Nonostante la crescita registrata rispetto al 2000, quando si collocava attorno all’1 per cento del Pil, la spesa in ricerca e sviluppo in Italia è ancora ben lontana dall’obiettivo del 3 per cento enunciato nella strategia di Lisbona” In altri termini, in Italia sembra prevalere un modello basato su innovazioni incrementali che richiedono all’impresa un impegno, monetario e organizzativo, inferiore a quello che sarebbe necessario per sviluppare l’attività di R&S e la capacità brevettuale a livelli comparabili a quelli delle principali economie avanzate.

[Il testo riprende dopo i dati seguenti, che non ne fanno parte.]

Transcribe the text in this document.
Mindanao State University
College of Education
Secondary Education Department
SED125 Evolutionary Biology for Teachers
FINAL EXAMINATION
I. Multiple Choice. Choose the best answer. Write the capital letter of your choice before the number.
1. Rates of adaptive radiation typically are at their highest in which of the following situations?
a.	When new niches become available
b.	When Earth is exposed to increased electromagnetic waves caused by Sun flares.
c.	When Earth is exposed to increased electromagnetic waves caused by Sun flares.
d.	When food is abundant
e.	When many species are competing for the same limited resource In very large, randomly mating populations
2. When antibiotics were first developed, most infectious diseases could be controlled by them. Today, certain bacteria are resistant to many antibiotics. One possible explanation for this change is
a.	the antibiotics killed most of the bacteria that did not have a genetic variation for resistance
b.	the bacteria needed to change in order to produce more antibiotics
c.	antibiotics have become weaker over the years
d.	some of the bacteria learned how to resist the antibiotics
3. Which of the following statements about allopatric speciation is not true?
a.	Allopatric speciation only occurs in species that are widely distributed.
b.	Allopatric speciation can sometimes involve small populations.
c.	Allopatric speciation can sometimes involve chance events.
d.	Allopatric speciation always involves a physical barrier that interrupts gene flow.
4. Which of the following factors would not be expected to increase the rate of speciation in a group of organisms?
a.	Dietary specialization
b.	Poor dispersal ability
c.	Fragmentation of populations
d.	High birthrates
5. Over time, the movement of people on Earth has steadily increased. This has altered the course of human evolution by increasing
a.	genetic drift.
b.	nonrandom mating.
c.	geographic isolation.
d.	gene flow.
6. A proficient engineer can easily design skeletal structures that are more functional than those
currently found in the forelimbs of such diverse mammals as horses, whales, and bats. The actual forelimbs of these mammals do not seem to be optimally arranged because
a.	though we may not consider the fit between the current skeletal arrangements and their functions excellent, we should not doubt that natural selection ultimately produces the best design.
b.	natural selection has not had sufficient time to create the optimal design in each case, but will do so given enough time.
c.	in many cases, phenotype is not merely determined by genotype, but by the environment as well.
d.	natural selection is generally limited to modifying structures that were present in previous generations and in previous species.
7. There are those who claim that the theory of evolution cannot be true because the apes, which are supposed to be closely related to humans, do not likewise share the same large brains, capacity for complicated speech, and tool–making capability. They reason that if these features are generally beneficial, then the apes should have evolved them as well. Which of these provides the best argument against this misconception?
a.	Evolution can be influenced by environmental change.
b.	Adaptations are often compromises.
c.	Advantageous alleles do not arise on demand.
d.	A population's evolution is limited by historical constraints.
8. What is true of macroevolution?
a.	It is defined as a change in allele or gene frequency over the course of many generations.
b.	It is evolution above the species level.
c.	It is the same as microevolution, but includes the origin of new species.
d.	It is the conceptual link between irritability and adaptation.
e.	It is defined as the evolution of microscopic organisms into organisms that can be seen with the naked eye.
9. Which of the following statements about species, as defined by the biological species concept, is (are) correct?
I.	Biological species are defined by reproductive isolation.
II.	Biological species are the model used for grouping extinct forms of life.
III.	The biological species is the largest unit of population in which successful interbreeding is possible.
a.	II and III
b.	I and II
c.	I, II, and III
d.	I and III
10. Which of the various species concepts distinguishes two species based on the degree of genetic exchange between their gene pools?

Il ritardo nell’attività innovativa risente della frammentazione del sistema produttivo in molte piccole imprese che hanno difficoltà a sostenere i costi elevati insiti nella ricerca e sviluppo e ad assumersene i rischi. Vi si sommano carenze di capitale umano nelle funzioni manageriali e di ricerca e un’eccessiva flessibilità dei rapporti di lavoro che riduce l’incentivo a investire in attività di formazione. La carenza di risorse finanziarie costituisce un ulteriore ostacolo; il capitale azionario, più adatto rispetto a quello di debito a finanziare l’innovazione, è meno diffuso che in altri paesi.

Le risorse pubbliche spese in Italia per incentivi alle imprese hanno conseguito risultati modesti. L’obiettivo prioritario è di aumentare la dimensione delle imprese. La crescita dimensionale potrebbe essere favorita da trattamenti fiscali agevolati per le operazioni di ristrutturazione aziendale che rendano meno onerose le operazioni di fusione e aggregazione tra imprese.

Secondo il report potrebbe essere utile facilitare la diffusione e l’operatività di intermediari di private equity e in questa direzione va l’istituzione del Fondo Italiano di Investimento, finalizzato a favorire il rafforzamento patrimoniale e i processi di aggregazione tra le piccole e medie imprese, anche attraverso il coinvolgimento di operatori privati specializzati.

E poi c‘è il mondo dell’istruzione per il quale bisogna muoversi lungo tre direttrici. Un sistema di istruzione orientato al merito; università che competano tra loro e che si basino su meccanismi di finanziamento che stimolino l’eccellenza della ricerca e l’interazione con il sistema produttivo (le università di punta possono avere significative ricadute positive sulle imprese innovative); favorire l’accesso e la presenza dei giovani nel mercato del lavoro (da rendere meno duale) e nelle professioni (da liberalizzare).